AKP kurmayları, sürecin sekteye uğramaması ve kararların vakit kaybetmeden alınabilmesi adına, destek verecek partilerle sınırlı bir yapının daha işlevsel olacağını savunuyor. Parti içerisinde hâkim olan görüşe göre, açılım sürecine karşı olmayan unsurlardan oluşacak bir yapı oluşturulmalı.
Komisyon tartışmalarının gölgesinde, sahada da bazı önemli gelişmeler yaşanıyor. Türkiye’nin oluşturduğu özel bir heyetin, YPG bölgesindeki PKK unsurlarının bölgeden çıkarılması ve silahların teslimi konularında Suriye’de çalışmalar yürüttüğü bildiriliyor. Bu heyetin üç aylık raporlarını Ankara’ya sunmasının ardından yeni kararlar alınması planlanıyor.
AKP içinde bazı isimler, sürecin geniş katılımlı yürütülmesi adına tüm partilerin destek vermesini istese de, CHP’ye yönelik süren siyasi operasyonlar nedeniyle bu desteğin zora girdiğini düşünüyor. Bu görüşte olanlara göre, belediye başkanları ve partililere yönelik adli süreçlerin sürdüğü bir ortamda, muhalefetten açık destek beklemek hayalci bir yaklaşım olur.
Cumhur İttifakı’nın DEM Parti’nin desteğiyle gerekli yasal düzenlemeleri geçirecek sayısal çoğunluğa sahip olduğu vurgulanırken, bu tercihin siyasi sorumluluğunun da Cumhurbaşkanlığı ve AKP yönetimi tarafından üstlenilmesi gerektiği ifade ediliyor. Sürecin tüm partilerin mutabakatıyla yürütülmesi isteniyorsa, başta muhalefete yönelik operasyonların durması gerektiği düşüncesi de yüksek sesle dile getiriliyor.
Öte yandan sahadaki gelişmeler sadece komisyon boyutuyla sınırlı değil. PKK’nın kendini feshetme süreci kapsamında teröristlerin çıkacağı bölgeler, silah bırakılacak noktalar gibi detaylar üzerinde teknik çalışmalar sürüyor. Türkiye, Suriye’de YPG kontrolündeki bölgelerde bulunan yaklaşık 2.500 kişilik bir PKK listesinin tamamen bölgeden çıkarılmasını talep ediyor. Ayrıca bu listeye, bölgede istenmeyen 50 kadar üst düzey PKK yöneticisi de dahil edilmiş durumda.

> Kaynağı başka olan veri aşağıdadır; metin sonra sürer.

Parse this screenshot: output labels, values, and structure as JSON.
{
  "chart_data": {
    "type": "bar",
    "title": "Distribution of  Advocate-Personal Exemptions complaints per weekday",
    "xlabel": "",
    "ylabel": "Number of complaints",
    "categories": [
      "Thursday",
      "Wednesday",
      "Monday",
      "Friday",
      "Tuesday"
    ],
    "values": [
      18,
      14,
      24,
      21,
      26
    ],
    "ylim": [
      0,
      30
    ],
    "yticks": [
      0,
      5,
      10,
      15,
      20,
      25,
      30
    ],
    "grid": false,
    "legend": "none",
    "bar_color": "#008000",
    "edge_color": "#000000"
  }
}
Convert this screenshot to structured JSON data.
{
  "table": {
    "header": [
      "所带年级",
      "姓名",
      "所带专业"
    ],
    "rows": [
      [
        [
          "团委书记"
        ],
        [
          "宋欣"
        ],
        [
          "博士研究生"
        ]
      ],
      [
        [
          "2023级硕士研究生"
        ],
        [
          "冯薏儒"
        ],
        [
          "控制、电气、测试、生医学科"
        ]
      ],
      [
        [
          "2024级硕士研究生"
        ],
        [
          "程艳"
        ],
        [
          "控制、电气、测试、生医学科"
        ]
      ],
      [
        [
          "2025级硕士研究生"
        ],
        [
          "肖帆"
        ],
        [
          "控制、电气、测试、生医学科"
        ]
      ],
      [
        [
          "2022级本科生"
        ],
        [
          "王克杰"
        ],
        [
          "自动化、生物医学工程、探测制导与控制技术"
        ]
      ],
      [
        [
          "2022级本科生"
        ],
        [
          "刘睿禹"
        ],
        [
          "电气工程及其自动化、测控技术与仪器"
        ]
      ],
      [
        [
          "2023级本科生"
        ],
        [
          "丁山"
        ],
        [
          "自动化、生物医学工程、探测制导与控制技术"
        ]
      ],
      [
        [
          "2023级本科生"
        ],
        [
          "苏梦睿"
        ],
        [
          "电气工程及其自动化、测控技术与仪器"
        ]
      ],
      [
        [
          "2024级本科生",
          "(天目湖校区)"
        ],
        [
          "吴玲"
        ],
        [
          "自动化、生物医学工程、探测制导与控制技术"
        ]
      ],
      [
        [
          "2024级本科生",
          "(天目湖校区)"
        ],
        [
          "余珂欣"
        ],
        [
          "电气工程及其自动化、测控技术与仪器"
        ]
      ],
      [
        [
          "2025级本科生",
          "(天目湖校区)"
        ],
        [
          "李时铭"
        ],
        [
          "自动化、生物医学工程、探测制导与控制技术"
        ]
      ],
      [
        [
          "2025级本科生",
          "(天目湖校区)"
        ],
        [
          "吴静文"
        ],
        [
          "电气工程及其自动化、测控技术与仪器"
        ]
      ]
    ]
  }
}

İstihbarat kaynakları, bu sürecin başarısı konusunda temkinli bir iyimserlik taşıyor. ABD Başkanı Donald Trump döneminde yapılan bazı açıklamalar ile Suriye Devlet Başkanı Ahmet Şara ile varılan mutabakatlar, ABD’nin artık YPG’yi birincil ortak olarak görmediği ve bu yapıya sağlanan desteğin kesilmeye başlandığı yönünde yorumlanıyor. ABD’nin kişi başı aylık 300 dolarlık maddi desteği de sona ermiş durumda. Bu gelişmeler, özerklik taleplerinin karşılık bulmadığını ortaya koyuyor.
Tüm bu gelişmeler, açılım sürecinin seyrinin önümüzdeki haftalarda nasıl şekilleneceğine dair güçlü işaretler veriyor. Ankara, sahadan gelecek raporları beklerken, siyasi alanda da sürecin mimarisi üzerinde yoğun bir hazırlık yürütüyor.